Before you can use Amazon Cognito in your web application, you must register your app with Amazon Cognito as an app client. The IdP-initiated SAML flow can’t be enabled on one app client with the other SP-initiated authentication SAML IdPs or social IdPs. IdP-initiated SAML introduces additional risks that other SSO providers aren’t subject to. For example, it’s not possible to add a state parameter, which is usually used for cross-site request forgery (CSRF) mitigation. Because of this, you can’t add IdPs that aren’t SAML, including the user pool itself, to an app client that uses a SAML provider with IdP-initiated SSO.

To create an app client:

  1. In the Amazon Cognito console, navigate to the App integration tab for the same user pool and locate App clients. Choose Create an app client.
  2. Select an Application type. For this example, create a public client.
  3. Enter an App client name.
  4. Choose Don’t generate client secret.
  5. Keep the rest of the settings as default.
  6. Under Hosted UI settings, add Allowed callback URLs for your app client. This is where you will be directed after authentication.
  7. Choose Authorization code grant for OAuth 2.0 grant types.
  8. You can keep the remaining configuration as default and choose Create app client.

After the app client is successfully created, capture the app client ID from the App integration tab of the user pool.

Prepare information for the Entra ID setup

Prepare the Identifier (Entity ID) and Reply URL, which are required to add Amazon Cognito as an enterprise application in Entra ID (Step 3).

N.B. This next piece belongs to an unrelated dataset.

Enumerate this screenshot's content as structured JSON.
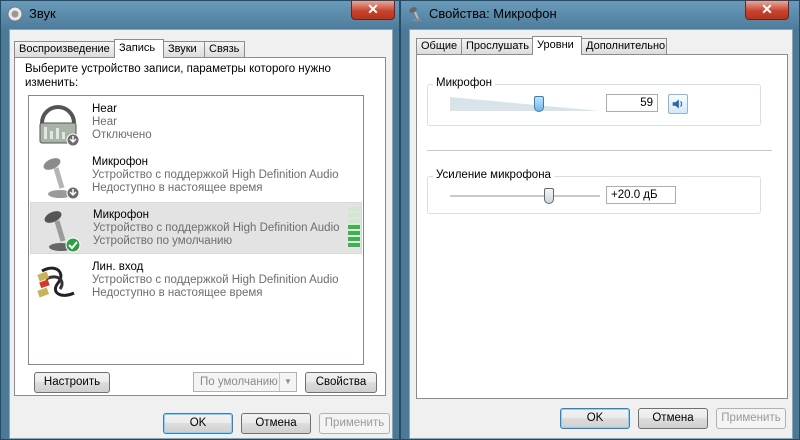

Create values for Identifier (Entity ID) and Reply URL according to the following formats:

For Identifier (Entity ID), the format is:
urn:amazon:cognito:sp:<yourUserPoolID>

For example: urn:amazon:cognito:sp:us-east-1_abcd1234

For Reply URL, the format is:
https://<yourDomainPrefix>.auth.<aws-region>.amazoncognito.com/saml2/idpresponse

For example: https://example-corp-prd.auth.us-east-1.amazoncognito.com/saml2/idpresponse

The reply URL is the endpoint where Entra ID will send the SAML assertion to Amazon Cognito during user authentication.

For more information, see Adding SAML identity providers to a user pool.

Step 3: Add Amazon Cognito as an enterprise application in Entra ID

With the user pool and app client created and the information for Entra ID prepared, you can add Amazon Cognito as an application in Entra ID. To complete this step, you will add Cognito as an enterprise application and set up SSO.

To add Cognito as an enterprise application

  1. Sign in to the Azure portal.
  2. In the search box, search for the service Microsoft Entra ID.
  3. In the left sidebar, select Enterprise applications.
  4. Choose New application.
  5. On the Browse Microsoft Entra Gallery page, choose Create your own application.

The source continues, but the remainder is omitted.